Through most of 1987, Richard Hackett had a standing plea agreement with the Philadelphia District Attorney's Office. The deal - a recommended 6- to 15-year sentence if Hackett pleaded guilty to third-degree murder - would have spared his life.
The deal came about after Hackett turned himself in the day of the murder and agreed to help police investigate the savage attack on Dunne and her boyfriend, Greg Ogrod. Hackett admitted letting three men into a Northeast Philadelphia house to attack Ogrod, but said that he was not present during the attack and had no idea that anyone was going to be killed.
In a civil lawsuit, Hackett's parents charge that Phillips farmed their son's case out to an unseasoned associate who failed to follow through on the plea agreement. Their breach-of-contract suit against Phillips, a former homicide prosecutor best-known as the attorney for major league baseball umpires, is scheduled for trial this month in Chester County, where he lives.
Prosecutors withdrew the plea agreement in November 1987, and Phillips resigned from the case soon afterward. In July 1988, a Philadelphia jury convicted Hackett of first-degree murder, and Common Pleas Court Judge George J. Ivins sentenced him to death.
"We all make mistakes," said Hackett's court-appointed trial lawyer, Thomas A. Bergstrom of Philadelphia. "But clearly, had (Hackett's plea bargain) gone the way it should have, he wouldn't be there" on death row.
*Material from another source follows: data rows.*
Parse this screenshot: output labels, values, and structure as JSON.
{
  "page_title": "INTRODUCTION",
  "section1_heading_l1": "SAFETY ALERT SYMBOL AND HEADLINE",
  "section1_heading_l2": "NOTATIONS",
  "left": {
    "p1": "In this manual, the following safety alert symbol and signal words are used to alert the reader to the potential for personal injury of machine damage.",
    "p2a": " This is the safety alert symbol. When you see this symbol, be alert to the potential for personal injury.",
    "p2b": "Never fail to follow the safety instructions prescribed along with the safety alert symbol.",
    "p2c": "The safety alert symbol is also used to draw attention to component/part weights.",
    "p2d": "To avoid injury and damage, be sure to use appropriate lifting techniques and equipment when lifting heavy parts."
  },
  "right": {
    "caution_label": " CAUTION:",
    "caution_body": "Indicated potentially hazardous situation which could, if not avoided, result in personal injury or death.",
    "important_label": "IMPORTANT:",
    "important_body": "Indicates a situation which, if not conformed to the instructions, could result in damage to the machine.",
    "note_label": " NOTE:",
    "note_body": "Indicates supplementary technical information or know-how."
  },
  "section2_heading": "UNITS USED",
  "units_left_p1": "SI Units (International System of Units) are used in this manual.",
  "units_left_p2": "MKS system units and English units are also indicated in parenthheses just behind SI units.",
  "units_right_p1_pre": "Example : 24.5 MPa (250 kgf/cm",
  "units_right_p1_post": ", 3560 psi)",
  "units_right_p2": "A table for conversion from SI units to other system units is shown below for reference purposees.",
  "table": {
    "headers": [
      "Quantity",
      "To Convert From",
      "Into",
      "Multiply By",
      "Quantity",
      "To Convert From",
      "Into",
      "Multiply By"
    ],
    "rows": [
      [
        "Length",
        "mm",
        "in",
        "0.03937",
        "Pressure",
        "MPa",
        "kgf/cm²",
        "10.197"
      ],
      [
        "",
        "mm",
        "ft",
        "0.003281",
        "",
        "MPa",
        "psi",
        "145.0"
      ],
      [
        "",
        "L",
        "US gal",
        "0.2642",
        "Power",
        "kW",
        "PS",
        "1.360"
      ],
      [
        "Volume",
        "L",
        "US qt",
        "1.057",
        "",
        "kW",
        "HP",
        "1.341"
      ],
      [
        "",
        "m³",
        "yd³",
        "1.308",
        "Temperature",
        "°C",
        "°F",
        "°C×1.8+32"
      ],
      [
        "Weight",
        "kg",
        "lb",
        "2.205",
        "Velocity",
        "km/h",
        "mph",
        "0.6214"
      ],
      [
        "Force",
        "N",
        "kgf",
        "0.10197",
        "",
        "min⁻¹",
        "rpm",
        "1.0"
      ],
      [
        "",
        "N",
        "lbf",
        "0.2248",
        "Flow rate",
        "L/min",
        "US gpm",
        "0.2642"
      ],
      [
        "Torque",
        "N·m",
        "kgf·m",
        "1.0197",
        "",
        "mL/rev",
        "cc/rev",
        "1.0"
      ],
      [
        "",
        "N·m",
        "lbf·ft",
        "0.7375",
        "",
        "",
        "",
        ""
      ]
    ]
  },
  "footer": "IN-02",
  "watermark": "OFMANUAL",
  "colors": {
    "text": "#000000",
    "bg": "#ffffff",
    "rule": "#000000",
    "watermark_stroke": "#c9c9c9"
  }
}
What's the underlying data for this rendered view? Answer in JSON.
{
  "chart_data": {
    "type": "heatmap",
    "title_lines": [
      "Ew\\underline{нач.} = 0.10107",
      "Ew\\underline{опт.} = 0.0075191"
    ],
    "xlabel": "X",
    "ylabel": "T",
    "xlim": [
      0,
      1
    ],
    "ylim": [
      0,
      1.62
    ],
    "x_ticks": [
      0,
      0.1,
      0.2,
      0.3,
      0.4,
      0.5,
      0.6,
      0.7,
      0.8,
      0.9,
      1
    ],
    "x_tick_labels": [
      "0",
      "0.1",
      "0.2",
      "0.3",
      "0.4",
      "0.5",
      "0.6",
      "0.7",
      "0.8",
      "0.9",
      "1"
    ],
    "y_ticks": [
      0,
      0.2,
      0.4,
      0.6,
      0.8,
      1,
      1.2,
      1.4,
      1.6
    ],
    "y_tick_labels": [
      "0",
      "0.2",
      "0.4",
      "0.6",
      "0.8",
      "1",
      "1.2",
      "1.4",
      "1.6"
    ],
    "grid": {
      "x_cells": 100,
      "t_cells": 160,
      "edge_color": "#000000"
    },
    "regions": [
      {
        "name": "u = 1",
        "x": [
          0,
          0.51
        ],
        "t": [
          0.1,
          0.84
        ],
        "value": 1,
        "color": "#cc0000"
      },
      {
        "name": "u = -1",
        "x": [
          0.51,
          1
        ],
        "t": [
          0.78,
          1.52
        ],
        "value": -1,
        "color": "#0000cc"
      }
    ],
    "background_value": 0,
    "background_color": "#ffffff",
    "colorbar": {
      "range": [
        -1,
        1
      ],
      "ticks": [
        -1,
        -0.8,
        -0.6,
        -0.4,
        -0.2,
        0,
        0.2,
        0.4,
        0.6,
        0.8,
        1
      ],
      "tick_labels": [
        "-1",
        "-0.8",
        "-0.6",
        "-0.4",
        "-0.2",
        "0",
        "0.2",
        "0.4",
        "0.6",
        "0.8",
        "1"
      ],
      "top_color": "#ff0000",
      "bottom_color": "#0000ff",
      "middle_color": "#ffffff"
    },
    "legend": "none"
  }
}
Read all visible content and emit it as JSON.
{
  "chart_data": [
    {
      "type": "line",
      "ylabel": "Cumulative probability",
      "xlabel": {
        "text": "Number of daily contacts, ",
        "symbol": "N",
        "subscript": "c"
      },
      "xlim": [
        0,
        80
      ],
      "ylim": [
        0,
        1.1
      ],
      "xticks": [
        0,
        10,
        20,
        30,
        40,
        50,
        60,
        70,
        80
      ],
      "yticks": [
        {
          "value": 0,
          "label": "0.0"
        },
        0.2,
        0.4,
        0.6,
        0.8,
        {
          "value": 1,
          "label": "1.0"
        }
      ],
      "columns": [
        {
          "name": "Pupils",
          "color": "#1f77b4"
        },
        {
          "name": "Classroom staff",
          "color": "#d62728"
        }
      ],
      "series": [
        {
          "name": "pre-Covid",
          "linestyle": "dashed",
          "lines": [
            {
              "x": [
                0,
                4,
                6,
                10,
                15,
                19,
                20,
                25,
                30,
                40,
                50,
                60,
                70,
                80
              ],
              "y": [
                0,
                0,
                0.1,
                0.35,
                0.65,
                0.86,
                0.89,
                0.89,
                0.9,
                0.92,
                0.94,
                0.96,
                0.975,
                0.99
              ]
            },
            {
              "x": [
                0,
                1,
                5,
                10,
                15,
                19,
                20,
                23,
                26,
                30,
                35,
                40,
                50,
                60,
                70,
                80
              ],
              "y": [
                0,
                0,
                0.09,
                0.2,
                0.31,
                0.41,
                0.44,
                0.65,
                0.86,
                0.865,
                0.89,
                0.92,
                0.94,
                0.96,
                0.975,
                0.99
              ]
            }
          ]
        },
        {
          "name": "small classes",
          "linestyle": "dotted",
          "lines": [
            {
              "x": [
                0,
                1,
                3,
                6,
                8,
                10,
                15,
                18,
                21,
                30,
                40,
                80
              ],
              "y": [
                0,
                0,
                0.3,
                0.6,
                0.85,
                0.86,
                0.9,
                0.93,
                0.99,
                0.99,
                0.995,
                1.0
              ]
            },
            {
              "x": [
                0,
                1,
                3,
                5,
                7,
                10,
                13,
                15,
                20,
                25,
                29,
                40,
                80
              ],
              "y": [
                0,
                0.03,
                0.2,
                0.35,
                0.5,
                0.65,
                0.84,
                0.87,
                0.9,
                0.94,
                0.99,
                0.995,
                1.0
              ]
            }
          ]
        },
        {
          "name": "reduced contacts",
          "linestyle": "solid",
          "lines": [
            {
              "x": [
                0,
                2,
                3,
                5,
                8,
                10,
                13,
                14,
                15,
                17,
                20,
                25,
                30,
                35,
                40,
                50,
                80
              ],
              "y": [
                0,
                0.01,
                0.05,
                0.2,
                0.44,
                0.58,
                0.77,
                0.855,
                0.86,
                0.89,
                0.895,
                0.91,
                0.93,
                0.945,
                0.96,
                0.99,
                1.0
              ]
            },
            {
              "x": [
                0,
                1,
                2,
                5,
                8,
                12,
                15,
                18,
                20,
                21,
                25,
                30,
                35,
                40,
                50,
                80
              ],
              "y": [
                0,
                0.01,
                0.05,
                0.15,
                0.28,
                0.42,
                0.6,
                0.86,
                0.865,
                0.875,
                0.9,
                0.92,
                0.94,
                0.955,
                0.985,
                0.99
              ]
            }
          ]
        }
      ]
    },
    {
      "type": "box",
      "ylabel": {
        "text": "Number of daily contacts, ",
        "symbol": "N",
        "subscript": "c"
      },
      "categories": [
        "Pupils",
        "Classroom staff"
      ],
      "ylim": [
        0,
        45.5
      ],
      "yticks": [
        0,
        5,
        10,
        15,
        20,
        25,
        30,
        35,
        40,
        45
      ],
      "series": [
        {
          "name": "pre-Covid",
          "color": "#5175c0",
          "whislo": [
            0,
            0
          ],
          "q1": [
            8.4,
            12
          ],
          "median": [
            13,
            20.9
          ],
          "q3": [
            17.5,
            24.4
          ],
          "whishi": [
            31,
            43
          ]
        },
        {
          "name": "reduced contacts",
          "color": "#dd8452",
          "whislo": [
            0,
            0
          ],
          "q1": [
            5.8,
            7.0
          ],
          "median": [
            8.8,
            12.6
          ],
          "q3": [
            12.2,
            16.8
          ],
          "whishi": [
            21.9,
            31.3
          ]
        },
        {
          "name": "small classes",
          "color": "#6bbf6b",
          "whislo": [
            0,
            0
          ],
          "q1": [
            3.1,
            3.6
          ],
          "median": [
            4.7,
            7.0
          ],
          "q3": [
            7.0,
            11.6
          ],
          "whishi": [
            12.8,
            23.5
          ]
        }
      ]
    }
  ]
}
Bergstrom is appealing the murder conviction. The appeal has nothing to do with the collapsed plea bargain.
The Hacketts want Phillips to refund the $25,000 fee he collected for representing their son. Their lawsuit says Phillips broke promises to handle the case personally and to stay with it for the duration.
"We gave that man $25,000, and he didn't do his job," said Charles Hackett, 49, a professional dog breeder in Kresgeville, a small Poconos village in Monroe County.